Hello crime readers and food lovers! Greetings from Cape Bridgewater! We are on a little holiday mini-break in far western Victoria, staying in a gorgeous renovated church. This is all the more appropriate because the first person to be murdered in Three Act Tragedy is the Reverend Babbington, who is felled by a poisoned cocktail! We decided to celebrate the holiday and Three Act Tragedy with a Pink Gin!
This is the outside of our Air BnB:
The first act of Three Act Tragedy is set in Cornwall, which like our current location is by the coast!
Three Act Tragedy – The Plot
The famous actor Sir Charles Cartwright hosts a fancy dinner for the local glitterati at his home in Cornwall. In attendance, among others are Hercule Poirot and Mr Satterthwaite (who is a recurring character in the Harley Quinn novels). At the dinner, the Reverend Babbington drops dead and it is later found out that his cocktail had been laced with nicotine.
Some months later, Poirot meets Cartwright and Satterthwaite in Monte Carlo. They tell him that Doctor Bartholomew Strange (great name) who had also been a guest at Sir Charles’ dinner party has also been murdered by nicotine in his glass of port. With the exception of Poirot, Satterthwaite and Cartwright all the guests at the second dinner had also been at Cartwrights.
Someone at those parties is a murderer. But who? And why?
It is up to our favourite Belgian detective to find out!
We have:
- A vanishing valet
- Blackmail letters
- A mysterious woman in an asylum
- A third murder – this time by poisoned chocolates
- A drunken husband
- A secretary behaving suspiciously
- A writer with an eye for detail who disappears
- Poirot throwing a sherry party (the idea of this makes me a bit swoony)
- Some fun banter between Satterthwaite and Poirot.
Sadly, there is no Hastings and no Japp but there is a delightful girl called Egg and Mr Satterthwaite who largely make up for that loss.
Three Act Tragedy – The Covers
Most of the covers through the ages focus on the poisoned cocktail or the effects of it.

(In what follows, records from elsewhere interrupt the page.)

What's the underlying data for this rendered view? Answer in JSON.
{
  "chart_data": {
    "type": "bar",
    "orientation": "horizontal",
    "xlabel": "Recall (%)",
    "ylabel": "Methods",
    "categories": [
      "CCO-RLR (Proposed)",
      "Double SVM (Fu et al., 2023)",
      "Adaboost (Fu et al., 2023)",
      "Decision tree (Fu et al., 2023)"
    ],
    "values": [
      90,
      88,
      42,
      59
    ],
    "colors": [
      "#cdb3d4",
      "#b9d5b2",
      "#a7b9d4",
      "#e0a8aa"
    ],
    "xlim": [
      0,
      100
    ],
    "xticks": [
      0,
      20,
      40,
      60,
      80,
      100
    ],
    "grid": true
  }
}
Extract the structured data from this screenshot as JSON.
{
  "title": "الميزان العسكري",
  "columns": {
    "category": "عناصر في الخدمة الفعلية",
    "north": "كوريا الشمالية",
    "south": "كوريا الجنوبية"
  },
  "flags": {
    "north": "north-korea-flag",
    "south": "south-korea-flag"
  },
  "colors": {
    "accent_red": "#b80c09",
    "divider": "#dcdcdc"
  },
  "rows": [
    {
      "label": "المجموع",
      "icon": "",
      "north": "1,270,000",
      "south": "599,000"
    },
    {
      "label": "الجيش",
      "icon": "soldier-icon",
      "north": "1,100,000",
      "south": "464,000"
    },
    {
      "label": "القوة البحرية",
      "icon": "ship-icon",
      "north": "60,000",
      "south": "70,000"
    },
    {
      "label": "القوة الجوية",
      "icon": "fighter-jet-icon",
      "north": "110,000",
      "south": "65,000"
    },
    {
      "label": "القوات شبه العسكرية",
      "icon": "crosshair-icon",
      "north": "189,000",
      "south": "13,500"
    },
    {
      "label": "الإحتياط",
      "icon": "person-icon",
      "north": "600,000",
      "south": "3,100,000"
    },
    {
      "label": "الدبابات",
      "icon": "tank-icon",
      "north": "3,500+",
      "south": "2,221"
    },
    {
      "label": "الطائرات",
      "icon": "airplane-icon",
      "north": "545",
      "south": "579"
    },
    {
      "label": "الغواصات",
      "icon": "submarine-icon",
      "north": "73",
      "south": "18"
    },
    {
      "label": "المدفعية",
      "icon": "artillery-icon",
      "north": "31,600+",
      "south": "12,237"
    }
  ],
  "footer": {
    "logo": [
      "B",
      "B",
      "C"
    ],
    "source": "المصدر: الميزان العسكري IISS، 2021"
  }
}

A few show the actor’s mask which…spoilers!!!! The American title for Three Act Tragedy was Murder in Three Acts and the German title was Nikotin.
And of course, it wouldn’t be a Christie cover collage without one totally bonkers cover/ This week it is a Pan edition from, I’m guessing the 1970’s which features what I think is one of those plague doctor’s masks with spooky glowing red eyes. None of which has any bearing on the content.
My copy is the classic Tom Adam’s cover. Here is my attempt to somewhat copy it. ( Note: we were about 20km away from the nearest town and I was already half a pink gin in when I thought to do this. There were no roses in the garden and there was definitely no driving to get one but I like to think there is a vague similarity. I feel my version lands somewhere in the middle of the covers to the left and right of it.
Tom Adams says of his cover (right-hand side above)
In this painting of a fading rose against a darly sombre leafy background, I was trying to evoke the menace behind the glittering company
Tom Adams, Tom Adams Uncovered
The Recipe – Pink Gin
The Pink Gin cocktail is not made from the Pink Gin that is usually quite sweet and flavoured with berries or rhubarb. It is a much older creation combining angostura bitters and gin. The bitters were given to sailors in the British Navy to help them with seasickness but they found it too hard to drink on its own. They started mixing it with gin to make it more palatable. Seems like it wasn’t just rum, sodomy and the lash that kept the British navy going. It was rum, sodomy, the lash and some very pretty pink drinks!!!! By the 1880’s it became a very popular drink on land as well as on sea.
‘Sitting in the underground dimness of the Seventy Two Club and sipping a martini, Egg said: “This is great fun. I’ve never been here before.”
Freddie Dacres smiled indulgently. He liked a young and pretty girl….
“Upsettin’ sort of time wasn’t it?” he said. “Up in Yorkshire, I mean. Something rather amusin’ about a doctor being poisoned – you see what I mean – wrong way about. A doctor’s a chap who poisons other people.”
He laughed uproariously at his own remark and ordered another pink gin. …
“It’s odd, isn’t it, ” said Egg. “that when we meet it’s always at a death”
Agatha Christie, Three Act Tragedy
Other Food Mentioned in Three Act Tragedy
Unlike some of the recent novels Three Act Tragedy is LOADED with food references:
Well, the curtain is falling on our third act. If you are reading along with me, December’s read will be a huge leap in chronology to 1960 for the seasonal short story The Adventure of the Christmas Pudding. No prizes for guessing the likely menu item! Although, I haven’t read it yet so let’s not get too ahead of ourselves!
Have a great week and happy reading!